相続の手続き

7日以内の手続き

◆死亡届

死亡届は、被相続人の死亡後、7日以内に被相続人の本籍地・死亡した場所・届出人の住所地のいずれかの管轄の市区町村役場へ死亡届及び医師の死亡診断書を提出します。

死亡届と死亡診断書は、同一用紙になっており、死亡した日、死亡を知った日から7日以内に提出しなければなりません。(死亡届を提出することに死体火葬許可書が取得可能になります。)

死亡届が提出されると戸籍上に死亡が記載され、住民票も削除されます。

  • 死亡した日、死亡を知った日から7日以内
  • 医師の死亡診断書が必要
  • 死亡者の本籍地、死亡した場所、届出人の住所地のいづれかの管轄の市区町村役場

3ヶ月以内の手続き

◆単純承認

「単純承認」とは、相続人が被相続人のプラスの財産と負債(借金)を無条件で引き継ぐことを言います。プラスの財産を引き継ぐと同時に借金も負担しなければなりません。

特別な手続きはありませんが、下記の「相続放棄」や「限定承認」には手続きに期限があることを理解しておく必要があります。

◆相続放棄

「相続放棄」とは、相続人が被相続人の財産や債務について全財産を引き継がないことを言います。被相続人の負債(借金)が財産(資産)よりも多い場合に相続権の全てを放棄をすることによって借金を免れることができます。

手続きは、被相続人の住所地の家庭裁判所に申し出ることが必要です。ただし、判断が難しい場合は、家庭裁判所に申告することにより期間を延長することができます。

◆限定承認

「限定承認」とは、相続人が被相続人のプラスの財産の範囲内で負債(借金)を引き継ぐことを言います。プラスの財産より負債(借金)の方が明らかに多い場合や負債(借金)の残額がその時点てわかっていない場合に使用します。

手続きは、被相続人の住所地の家庭裁判所に申し出ることが必要です。ただし、判断が難しい場合は、家庭裁判所に申告することにより期間を延長することができます。

  • 死亡した日、相続を知った日から3ヶ月位内
  • 相続放棄・限定承認は、被相続人の住所地の家庭裁判所に申出が必要

4ヶ月以内の手続き

◆取得税準確定申告

被相続人が、死亡した年に所得がある場合は、所得税を申告する必要があります。相続人が、被相続人の確定申告を代理で行うことを「準確定申告」と言います。

準確定申告は、1月1日から被相続人の死亡した日までの所得に対して課税され、死亡した日から4ヶ月以内に申告する必要があります。

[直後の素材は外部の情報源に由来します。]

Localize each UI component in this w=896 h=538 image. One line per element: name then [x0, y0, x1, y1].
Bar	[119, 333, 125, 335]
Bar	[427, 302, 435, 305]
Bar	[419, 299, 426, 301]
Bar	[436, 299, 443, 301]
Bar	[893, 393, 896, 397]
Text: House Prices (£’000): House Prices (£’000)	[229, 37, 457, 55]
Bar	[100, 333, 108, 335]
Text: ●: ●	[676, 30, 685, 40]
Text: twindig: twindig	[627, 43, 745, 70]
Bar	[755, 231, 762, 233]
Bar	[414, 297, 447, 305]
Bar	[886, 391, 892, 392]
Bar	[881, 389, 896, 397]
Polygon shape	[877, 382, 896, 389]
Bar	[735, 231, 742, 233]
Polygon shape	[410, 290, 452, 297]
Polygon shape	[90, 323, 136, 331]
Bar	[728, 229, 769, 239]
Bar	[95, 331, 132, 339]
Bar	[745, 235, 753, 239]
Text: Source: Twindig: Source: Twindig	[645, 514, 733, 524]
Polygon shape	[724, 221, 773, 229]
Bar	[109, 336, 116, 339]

所得税は、被相続人が払うべき税金ですので、その為、相続財産から差し引くことができます。また、還付がある場合は、相続財産に加算することができます。

10ヶ月以内の手続き

◆相続税の申告

被相続人の遺産に対して相続税がかかる場合には、相続開始を知った日から10ヶ月以内に相続人全員が相続税の申告をしなければなりません。
相続税は相続人1人1人が実際に取得した財産に対して相続税が算出されるため、申告期限(10ヶ月)までに遺産分割協議が相続人間で整っていることが前提になります。原則的には遺産分割協議も10ヶ月以内という事になります。

◆相続税の納付

相続税を現金納付する場合には10ヶ月以内に納税しなければなりませんが、その他の納税方法の延納(国に借金する事)や物納(物で納める事)も申告期限(10ヶ月)までに申請書を提出し許可を受けなければなりません。

1年以内の手続き

◆遺留分の減殺請求

民法では、法定相続人が必ず相続することができるとされている最低限の相続分(=遺留分)が保証されています。万一、遺言によって遺留分未満の財産しかもらえなかったときには、遺留分を侵した相手に対して相続の開始から1年以内に「遺留分の減殺(げんさい)請求」を行うことで、これを取り戻すことができます。

3年10ヶ月以内の手続き

◆相続税の特例適用のための分割期限

相続税の軽減特例である「配偶者の税額軽減」や「小規模宅地の評価減」「特定事業用資産の特例」の適用は、遺産分割協議が整っていることが適用要件となっているため、申告期限(10ヶ月)までに協議が整っていない場合には、適用ができない内容の申告となります。
その後、3年以内に協議が整えば、その時に特例を適用する申告内容に訂正することができます。
相続財産を譲渡した場合の所得税の譲渡の特例(取得費加算)は、その譲渡が相続税の申告期限から3年以内に行われたときだけに限られています。